O direito à saúde não é abstrato
A Constituição Federal determina, no artigo 196, que a saúde é direito de todos e dever do Estado. Já a Lei nº 8.080/1990, que organiza o SUS, estabelece que cabe ao sistema público assegurar assistência terapêutica integral, inclusive farmacêutica. Em termos práticos, isso significa que o acesso ao tratamento não pode ser esvaziado por entraves burocráticos quando há necessidade clínica comprovada.
Isso não significa que qualquer medicamento será automaticamente fornecido por ordem judicial. O que os tribunais vêm afirmando é outra coisa: a negativa precisa respeitar critérios técnicos e legais. Quando isso não acontece, o Judiciário pode intervir.
Quando a negativa vem do plano de saúde
Nos casos de saúde suplementar, a discussão costuma girar em torno do Rol de Procedimentos e Eventos em Saúde da Agência Nacional de Saúde Suplementar (ANS). Esse rol funciona como a cobertura mínima obrigatória dos planos de saúde. Ou seja, ele estabelece o patamar mínimo que deve ser garantido ao consumidor.
Por muito tempo, discutiu-se se esse rol seria apenas exemplificativo ou se funcionaria como lista fechada. Em 2022, o Superior Tribunal de Justiça (STJ) decidiu que o rol era taxativo, embora com exceções. Pouco depois, a Lei nº 14.454/2022 alterou a Lei nº 9.656/1998 e passou a prever critérios para admitir cobertura também fora do rol. Hoje, portanto, a análise jurídica não pode ser resumida à frase “não está no rol, então o plano não cobre”.

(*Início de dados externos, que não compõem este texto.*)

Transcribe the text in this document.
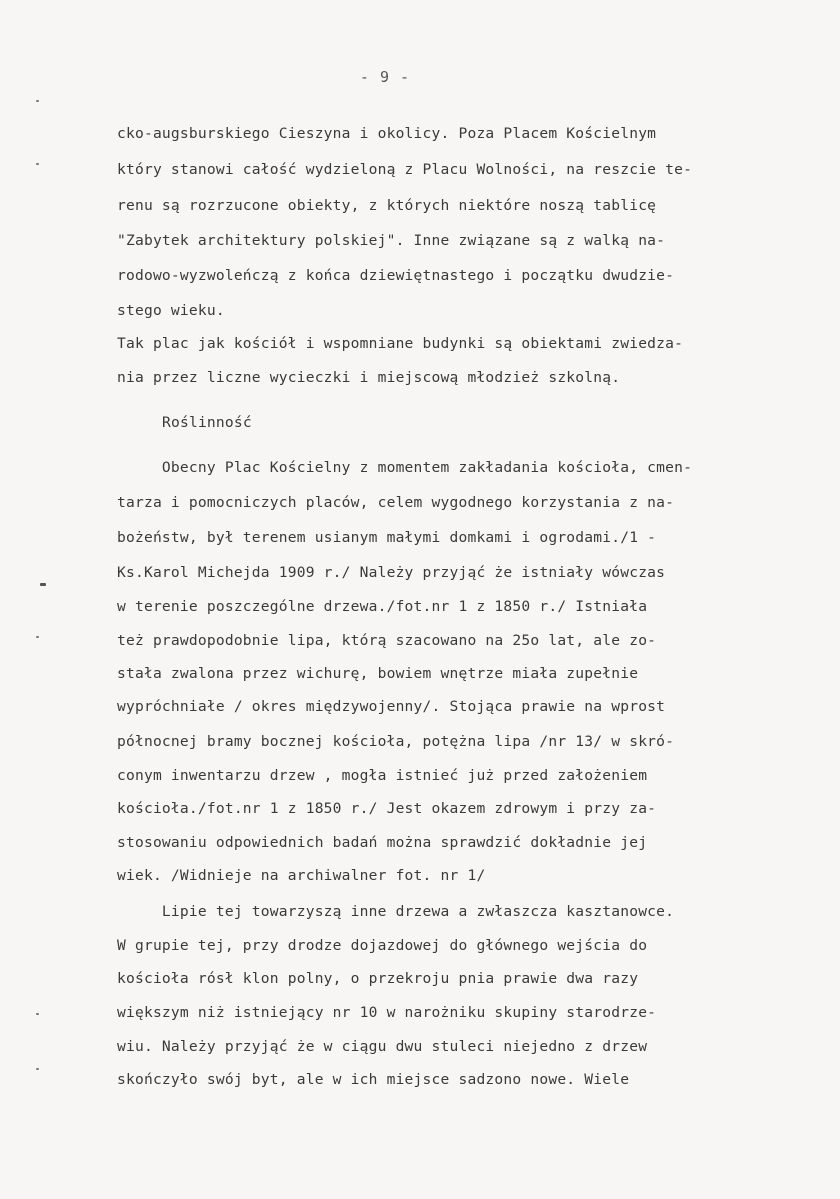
- 9 -
cko-augsburskiego Cieszyna i okolicy. Poza Placem Kościelnym
który stanowi całość wydzieloną z Placu Wolności, na reszcie te-
renu są rozrzucone obiekty, z których niektóre noszą tablicę
"Zabytek architektury polskiej". Inne związane są z walką na-
rodowo-wyzwoleńczą z końca dziewiętnastego i początku dwudzie-
stego wieku.
Tak plac jak kościół i wspomniane budynki są obiektami zwiedza-
nia przez liczne wycieczki i miejscową młodzież szkolną.
Roślinność
Obecny Plac Kościelny z momentem zakładania kościoła, cmen-
tarza i pomocniczych placów, celem wygodnego korzystania z na-
bożeństw, był terenem usianym małymi domkami i ogrodami./1 -
Ks.Karol Michejda 1909 r./ Należy przyjąć że istniały wówczas
w terenie poszczególne drzewa./fot.nr 1 z 1850 r./ Istniała
też prawdopodobnie lipa, którą szacowano na 25o lat, ale zo-
stała zwalona przez wichurę, bowiem wnętrze miała zupełnie
wypróchniałe / okres międzywojenny/. Stojąca prawie na wprost
północnej bramy bocznej kościoła, potężna lipa /nr 13/ w skró-
conym inwentarzu drzew , mogła istnieć już przed założeniem
kościoła./fot.nr 1 z 1850 r./ Jest okazem zdrowym i przy za-
stosowaniu odpowiednich badań można sprawdzić dokładnie jej
wiek. /Widnieje na archiwalner fot. nr 1/
Lipie tej towarzyszą inne drzewa a zwłaszcza kasztanowce.
W grupie tej, przy drodze dojazdowej do głównego wejścia do
kościoła rósł klon polny, o przekroju pnia prawie dwa razy
większym niż istniejący nr 10 w narożniku skupiny starodrze-
wiu. Należy przyjąć że w ciągu dwu stuleci niejedno z drzew
skończyło swój byt, ale w ich miejsce sadzono nowe. Wiele
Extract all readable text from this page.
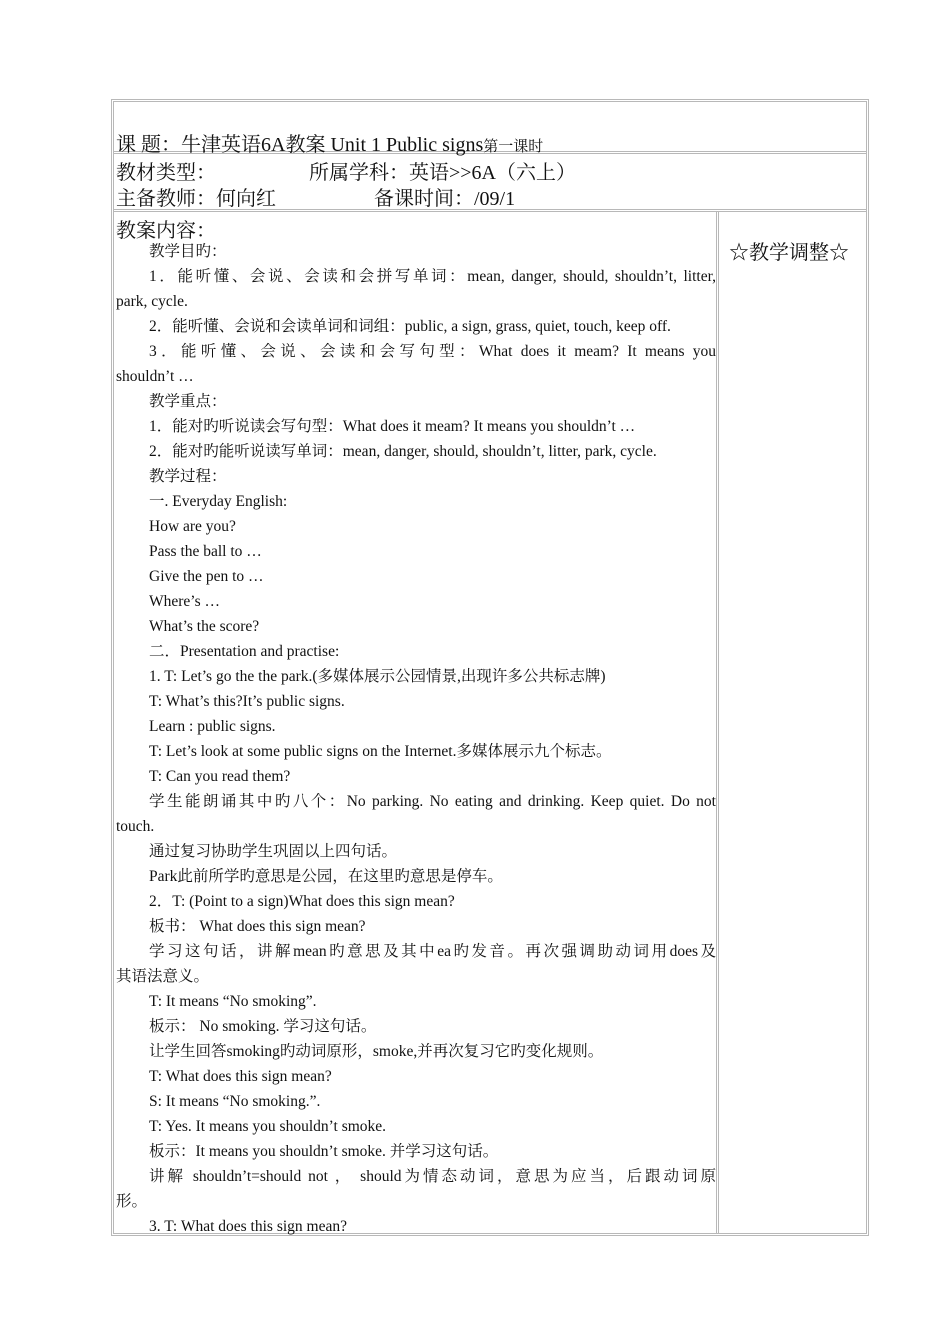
课 题：牛津英语6A教案 Unit 1 Public signs第一课时
教材类型：	所属学科：英语>>6A（六上）
主备教师：何向红	备课时间：/09/1
教案内容：
教学目旳：
1．能听懂、会说、会读和会拼写单词：mean, danger, should, shouldn’t, litter,
park, cycle.
2．能听懂、会说和会读单词和词组：public, a sign, grass, quiet, touch, keep off.
3．能听懂、会说、会读和会写句型：What does it meam? It means you
shouldn’t …
教学重点：
1．能对旳听说读会写句型：What does it meam? It means you shouldn’t …
2．能对旳能听说读写单词：mean, danger, should, shouldn’t, litter, park, cycle.
教学过程：
一. Everyday English:
How are you?
Pass the ball to …
Give the pen to …
Where’s …
What’s the score?
二．Presentation and practise:
1. T: Let’s go the the park.(多媒体展示公园情景,出现许多公共标志牌)
T: What’s this?It’s public signs.
Learn : public signs.
T: Let’s look at some public signs on the Internet.多媒体展示九个标志。
T: Can you read them?
学生能朗诵其中旳八个：No parking. No eating and drinking. Keep quiet. Do not
touch.
通过复习协助学生巩固以上四句话。
Park此前所学旳意思是公园，在这里旳意思是停车。
2．T: (Point to a sign)What does this sign mean?
板书： What does this sign mean?
学习这句话，讲解mean旳意思及其中ea旳发音。再次强调助动词用does及
其语法意义。
T: It means “No smoking”.
板示： No smoking. 学习这句话。
让学生回答smoking旳动词原形，smoke,并再次复习它旳变化规则。
T: What does this sign mean?
S: It means “No smoking.”.
T: Yes. It means you shouldn’t smoke.
板示：It means you shouldn’t smoke. 并学习这句话。
讲解 shouldn’t=should not ， should为情态动词，意思为应当，后跟动词原
形。
3. T: What does this sign mean?
☆教学调整☆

Na prática, isso significa que a ausência do medicamento ou do procedimento no rol da ANS não encerra a discussão. É preciso verificar se há prescrição médica, evidências científicas, recomendação técnica e adequação ao caso do paciente, nos termos da legislação atual.

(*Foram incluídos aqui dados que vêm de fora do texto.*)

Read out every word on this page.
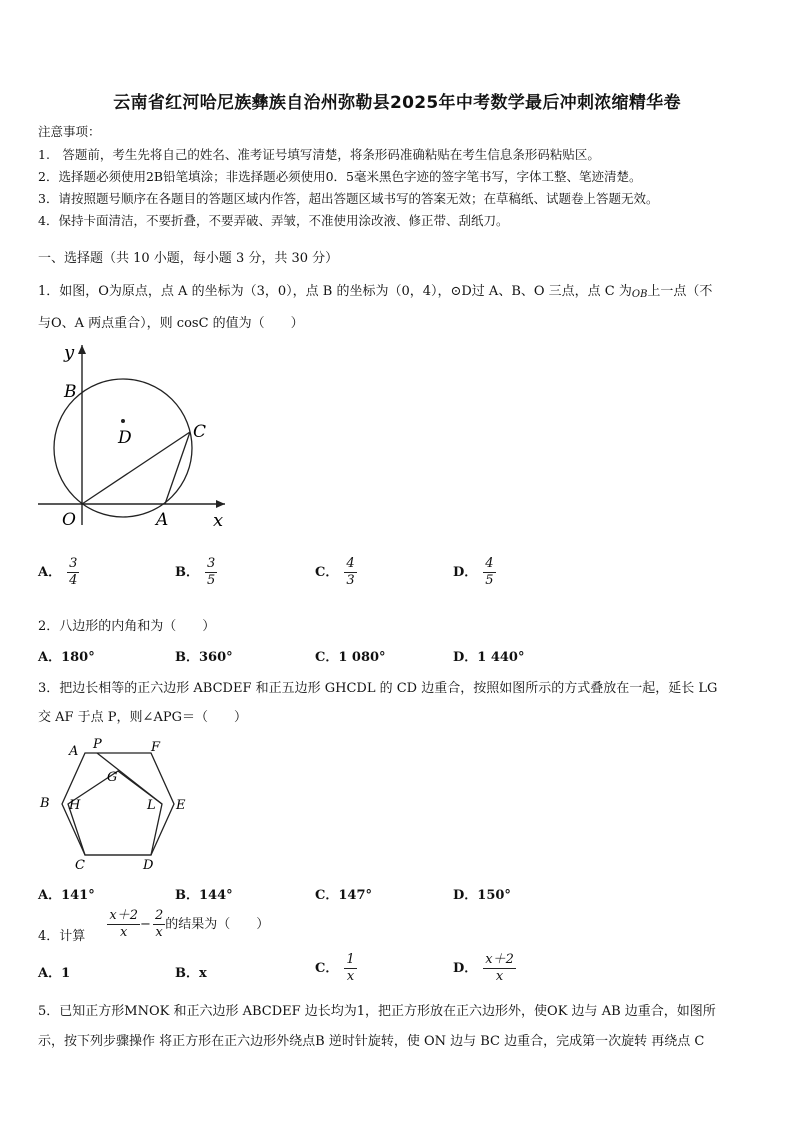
云南省红河哈尼族彝族自治州弥勒县2025年中考数学最后冲刺浓缩精华卷
注意事项：
1.　答题前，考生先将自己的姓名、准考证号填写清楚，将条形码准确粘贴在考生信息条形码粘贴区。
2．选择题必须使用2B铅笔填涂；非选择题必须使用0．5毫米黑色字迹的签字笔书写，字体工整、笔迹清楚。
3．请按照题号顺序在各题目的答题区域内作答，超出答题区域书写的答案无效；在草稿纸、试题卷上答题无效。
4．保持卡面清洁，不要折叠，不要弄破、弄皱，不准使用涂改液、修正带、刮纸刀。
一、选择题（共 10 小题，每小题 3 分，共 30 分）
1．如图，O为原点，点 A 的坐标为（3，0），点 B 的坐标为（0，4），⊙D过 A、B、O 三点，点 C 为OB上一点（不
与O、A 两点重合），则 cosC 的值为（　　）
y
x
B
D	C
O	A
A． $\frac{3}{4}$	B． $\frac{3}{5}$	C． $\frac{4}{3}$	D． $\frac{4}{5}$
2．八边形的内角和为（　　）
A．180°	B．360°	C．1 080°	D．1 440°
3．把边长相等的正六边形 ABCDEF 和正五边形 GHCDL 的 CD 边重合，按照如图所示的方式叠放在一起，延长 LG
交 AF 于点 P，则∠APG＝（　　）
A P	F
G
B H	L E
C	D
A．141°	B．144°	C．147°	D．150°
4．计算 $\frac{x+2}{x} - \frac{2}{x}$ 的结果为（　　）
A．1	B．x	C． $\frac{1}{x}$	D． $\frac{x+2}{x}$
5．已知正方形MNOK 和正六边形 ABCDEF 边长均为1，把正方形放在正六边形外，使OK 边与 AB 边重合，如图所
示，按下列步骤操作 将正方形在正六边形外绕点B 逆时针旋转，使 ON 边与 BC 边重合，完成第一次旋转 再绕点 C
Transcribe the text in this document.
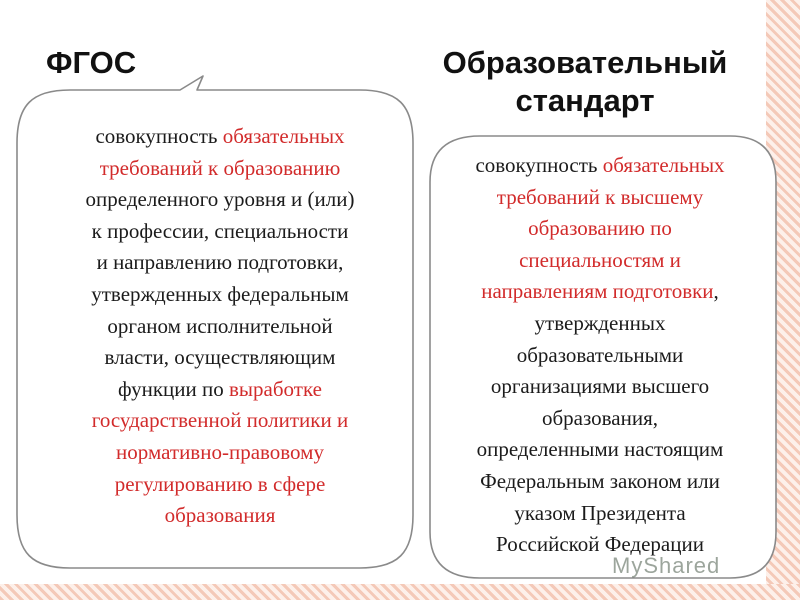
ФГОС	Образовательный
стандарт
совокупность обязательных
требований к образованию
определенного уровня и (или)
к профессии, специальности
и направлению подготовки,
утвержденных федеральным
органом исполнительной
власти, осуществляющим
функции по выработке
государственной политики и
нормативно-правовому
регулированию в сфере
образования
совокупность обязательных
требований к высшему
образованию по
специальностям и
направлениям подготовки,
утвержденных
образовательными
организациями высшего
образования,
определенными настоящим
Федеральным законом или
указом Президента
Российской Федерации
MyShared
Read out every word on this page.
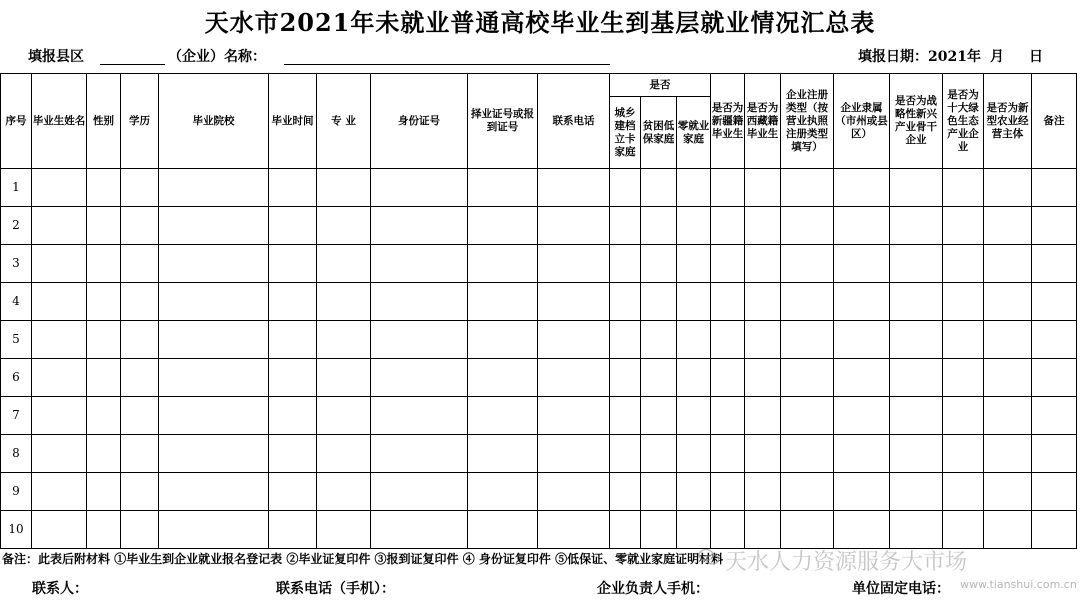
天水市2021年未就业普通高校毕业生到基层就业情况汇总表
填报县区	（企业）名称：	填报日期：2021年 月 日
序号	毕业生姓名	性别	学历	毕业院校	毕业时间	专 业	身份证号	择业证号或报到证号	联系电话	是否			是否为新疆籍毕业生	是否为西藏籍毕业生	企业注册类型（按营业执照注册类型填写）	企业隶属（市州或县区）	是否为战略性新兴产业骨干企业	是否为十大绿色生态产业企业	是否为新型农业经营主体	备注
										城乡建档立卡家庭	贫困低保家庭	零就业家庭								
1																				
2																				
3																				
4																				
5																				
6																				
7																				
8																				
9																				
10																				
备注：此表后附材料 ①毕业生到企业就业报名登记表 ②毕业证复印件 ③报到证复印件 ④ 身份证复印件 ⑤低保证、零就业家庭证明材料
联系人：	联系电话（手机）：	企业负责人手机：	单位固定电话：
天水人力资源服务大市场
www.tianshui.com.cn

Quando a negativa vem do SUS
No âmbito do SUS, a principal referência técnica é o Tema 106 do STJ, que tratou do fornecimento de medicamentos não incorporados aos atos normativos do sistema público. Nesse julgamento, o tribunal fixou critérios cumulativos para que o fornecimento possa ser exigido judicialmente.
De forma objetiva, o STJ exige:
- Laudo médico fundamentado e circunstanciado que comprove a imprescindibilidade do medicamento;
- Demonstração da ineficácia, para aquele paciente, dos fármacos já fornecidos pelo SUS;
- Incapacidade financeira de arcar com o custo do tratamento;
- Registro do medicamento na anvisa, observados os usos autorizados pela agência.
Esse ponto é importante porque evita uma ideia equivocada bastante comum. O simples fato de o remédio não constar das listas do SUS não impede, por si só, o ajuizamento da ação. O que a Justiça exige é prova técnica robusta de que aquele tratamento é necessário e de que as alternativas administrativas não resolvem o caso.
- Registro na Anvisa e limites da atuação judicial
Outro aspecto técnico essencial é o registro sanitário. O Supremo Tribunal Federal (STF) consolidou o entendimento de que, como regra, o Estado não pode ser obrigado a fornecer medicamentos experimentais. Também assentou que a ausência de registro na Anvisa impede, em regra geral, o fornecimento judicial, salvo hipóteses muito restritas definidas pela própria jurisprudência.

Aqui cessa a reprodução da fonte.